La Femme de Tchaïkovski
Dans l'univers si particulier de Kirill Serebrennikov, un mort se relève de sa couche mortuaire pour proclamer une dernière fois la haine qu'il voue à son épouse, des mouches intempestives se mêlent aux conversations les plus intimes et des apollons nus censés réveiller un désir féminin n'en résument que l'impasse quand la folie guette peu à peu à l'héroïne principale. Somptueux, onirique et décadent, La Femme de Tchaïkovski déroule ainsi sa descente aux enfers, celle de la malheureuse Antonina Milioukova, obstinément accrochée à son célèbre musicien de mari sans comprendre qu'elle est d'abord la victime d'un mariage arrangé puisque l'illustre compositeur de Casse-Noisette et Le Lac des Cygnes, Piotr Ilitch Tchaïkovski, a toujours préféré les jeunes garçons aux femmes.
On entre dans cette odyssée sans passion tout en étant capté d'emblée par l'expressionnisme de Serebrennikov tel qu'on l'avait découvert sur une tonalité plus mélancolique avec le sublime Leto. Des plans-séquences aussi dostoïevskiens les uns que les autres nous plongent dans cette Russie pourrissante de la fin du 19e siècle, entre misère et farce sociale. Le peuple qui s'y débat semble aliéné pour l'éternité. De quoi faire écho au calvaire du réalisateur, longtemps traîné en justice et assigné en résidence avant d'échapper finalement à la prison et d'aller respirer ailleurs que dans la Russie de Poutine.

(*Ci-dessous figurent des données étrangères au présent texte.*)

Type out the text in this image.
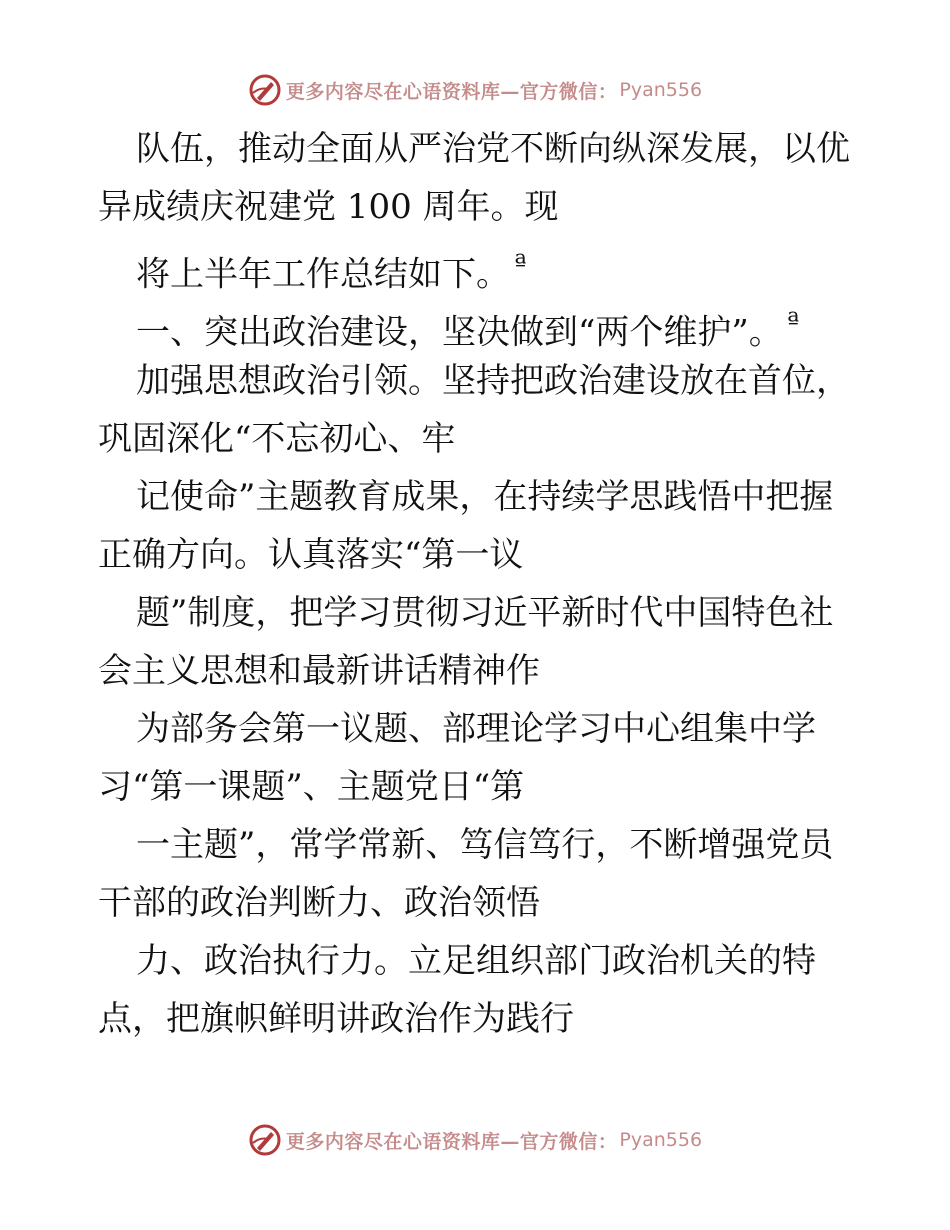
更多内容尽在心语资料库—官方微信： Pyan556
队伍，推动全面从严治党不断向纵深发展，以优
异成绩庆祝建党 100 周年。现
将上半年工作总结如下。 $^ª$
一、突出政治建设，坚决做到“两个维护”。 $^ª$
加强思想政治引领。坚持把政治建设放在首位，
巩固深化“不忘初心、牢
记使命”主题教育成果，在持续学思践悟中把握
正确方向。认真落实“第一议
题”制度，把学习贯彻习近平新时代中国特色社
会主义思想和最新讲话精神作
为部务会第一议题、部理论学习中心组集中学
习“第一课题”、主题党日“第
一主题”，常学常新、笃信笃行，不断增强党员
干部的政治判断力、政治领悟
力、政治执行力。立足组织部门政治机关的特
点，把旗帜鲜明讲政治作为践行
更多内容尽在心语资料库—官方微信： Pyan556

La partie plus fantasmagorique du film nous laisse en revanche un peu dubitatif. Elle rend moins saillant le jeu jusqu'ici impeccable d'Alyona Mikhailova et d'Odin Biron et tombe dans une lourdeur et une obscurité qui font paravent entre les visions infernales de Serebrennikov et ce qu'en perçoit le spectateur. A ce propos, la chorégraphie finale tombe un peu comme un cheveu sur la soupe.
La Femme de Tchaïkovski, Kirill Serebrennikov, en compétion au dernier Festival de Cannes. Sortie en salles ce mercredi 15 février.